Wozu benötigen wir Functional Foods?
Das Konzept der Functional Foods (funktionelle Lebensmittel) stammt aus Japan. Japanische Gesundheitsbehörden hatten in den 80er-Jahren erkannt, dass eine verbesserte Lebensqualität Hand in Hand mit einer Verbesserung der Lebenserwartung des ständig steigenden Bevölkerungsanteils älterer Menschen geht, wenn die Kosten für die Gesundheitsvorsorge unter Kontrolle gehalten werden sollen. So wurde ein Konzept entwickelt und wurden spezielle Lebensmittel eingeführt, die dazu dienten, die Gesundheit zu fördern und das Risiko von Krankheiten zu vermindern.Funktionelle Lebensmittel wurden bisher von der europäischen Gesetzgebung noch nicht definiert. Im Allgemeinen werden sie jedoch als solche Lebensmittel angesehen, die geeignet sind, als Teil einer üblichen Ernährung verzehrt zu werden, und zudem biologisch aktive Bestandteile enthalten, die das Potenzial haben, die Gesundheit zu steigern und das Risiko von Krankheiten zu senken. Beispiele für Functional Foods sind Lebensmittel, die spezielle Mineralstoffe, Vitamine, Fettsäuren oder Ballaststoffe enthalten, oder Nahrungsmittel mit zugesetzten biologisch aktiven Substanzen wie Pflanzenchemikalien und Antioxydantien oder Probiotika, die Bakterienkulturen enthalten, welche für die Ernährung zuträglich sind (siehe Anhang).
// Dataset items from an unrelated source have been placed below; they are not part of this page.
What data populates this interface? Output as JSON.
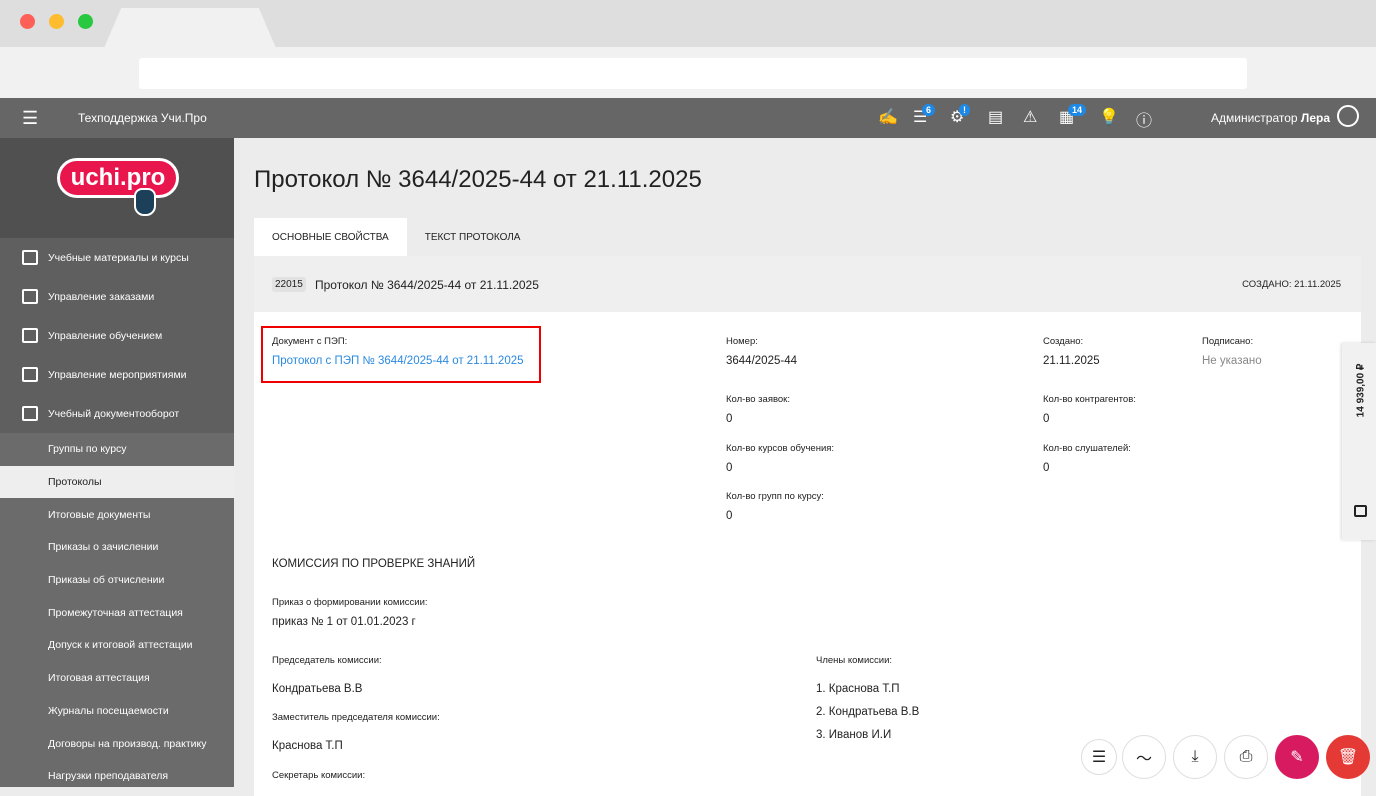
{
  "header": {
    "title": "Техподдержка Учи.Про",
    "badges": {
      "tasks": "6",
      "plugins": "!",
      "docs": "14"
    },
    "user_role": "Администратор",
    "user_name": "Лера"
  },
  "logo": "uchi.pro",
  "sidebar": {
    "main": [
      "Учебные материалы и курсы",
      "Управление заказами",
      "Управление обучением",
      "Управление мероприятиями",
      "Учебный документооборот"
    ],
    "sub": [
      "Группы по курсу",
      "Протоколы",
      "Итоговые документы",
      "Приказы о зачислении",
      "Приказы об отчислении",
      "Промежуточная аттестация",
      "Допуск к итоговой аттестации",
      "Итоговая аттестация",
      "Журналы посещаемости",
      "Договоры на производ. практику",
      "Нагрузки преподавателя"
    ]
  },
  "page": {
    "title": "Протокол № 3644/2025-44 от 21.11.2025",
    "tabs": [
      "ОСНОВНЫЕ СВОЙСТВА",
      "ТЕКСТ ПРОТОКОЛА"
    ],
    "card": {
      "id": "22015",
      "title": "Протокол № 3644/2025-44 от 21.11.2025",
      "created_label": "СОЗДАНО:",
      "created": "21.11.2025"
    },
    "fields": {
      "doc_label": "Документ с ПЭП:",
      "doc_link": "Протокол с ПЭП № 3644/2025-44 от 21.11.2025",
      "number_label": "Номер:",
      "number": "3644/2025-44",
      "created_label": "Создано:",
      "created": "21.11.2025",
      "signed_label": "Подписано:",
      "signed": "Не указано",
      "orders_label": "Кол-во заявок:",
      "orders": "0",
      "contractors_label": "Кол-во контрагентов:",
      "contractors": "0",
      "courses_label": "Кол-во курсов обучения:",
      "courses": "0",
      "listeners_label": "Кол-во слушателей:",
      "listeners": "0",
      "groups_label": "Кол-во групп по курсу:",
      "groups": "0"
    },
    "commission": {
      "title": "КОМИССИЯ ПО ПРОВЕРКЕ ЗНАНИЙ",
      "order_label": "Приказ о формировании комиссии:",
      "order": "приказ № 1 от 01.01.2023 г",
      "chair_label": "Председатель комиссии:",
      "chair": "Кондратьева В.В",
      "deputy_label": "Заместитель председателя комиссии:",
      "deputy": "Краснова Т.П",
      "secretary_label": "Секретарь комиссии:",
      "members_label": "Члены комиссии:",
      "members": [
        "1. Краснова Т.П",
        "2. Кондратьева В.В",
        "3. Иванов И.И"
      ]
    }
  },
  "balance": "14 939,00 ₽"
}
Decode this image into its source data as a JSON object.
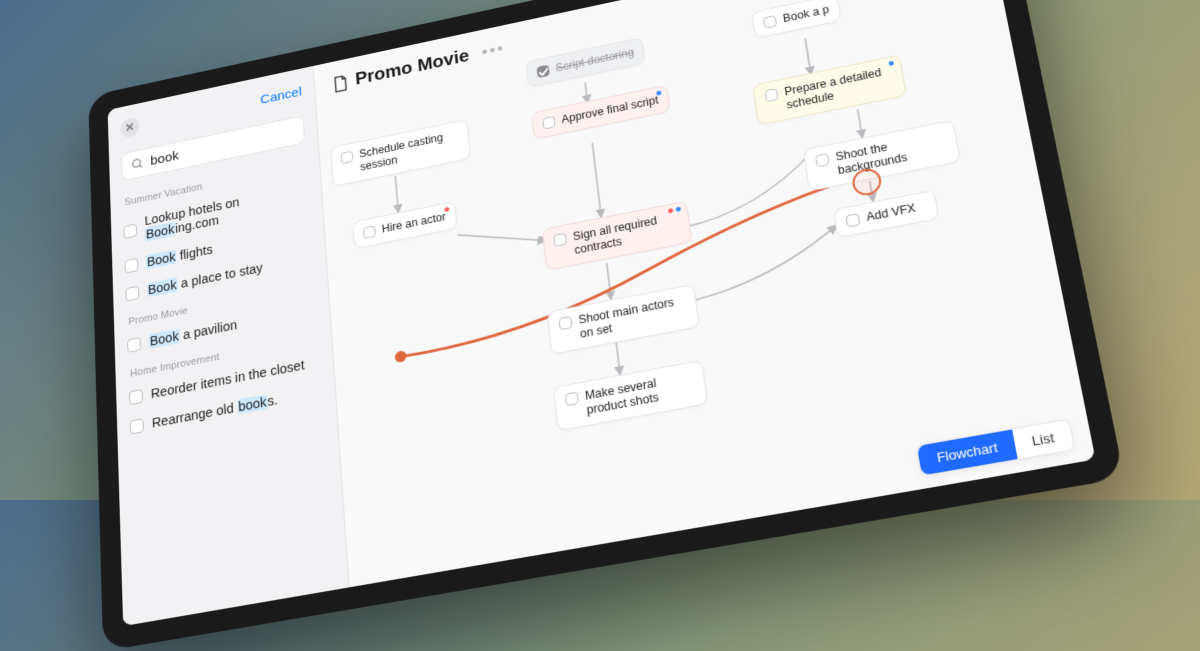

Da das Interesse an dieser Kategorie von Lebensmitteln in letzter Zeit gewachsen ist und neue Produkte auf den Markt kamen, haben sich verstärkte Bestrebungen zur Entwicklung von Standards und Richtlinien zu deren Förderung ergeben.
Das Interesse der Verbraucher an den Beziehungen zwischen Ernährung und Gesundheit hat sich in Europa wesentlich verstärkt. Es gibt heutzutage ein viel größeres Bewusstsein dafür, dass die Menschen sich selbst und ihren Familien helfen können, Krankheitsrisiken zu verringern und Gesundheit und Wohlbefinden durch einen gesunden Lebensstil, einschließlich der Ernährung, zu erhalten. Laufende Unterstützung für die wichtige Rolle von Nahrungsmitteln wie Obst, Gemüse und Produkten aus Vollkorngetreide bei der Vorbeugung vor Krankheiten sowie die aktuelle Forschung über Nahrungsmittelantioxydantien in Kombination mit Pflanzenschutzstoffen haben wichtige Impulse zur weiteren Entwicklung des europäischen Marktes für funktionelle Lebensmittel gegeben.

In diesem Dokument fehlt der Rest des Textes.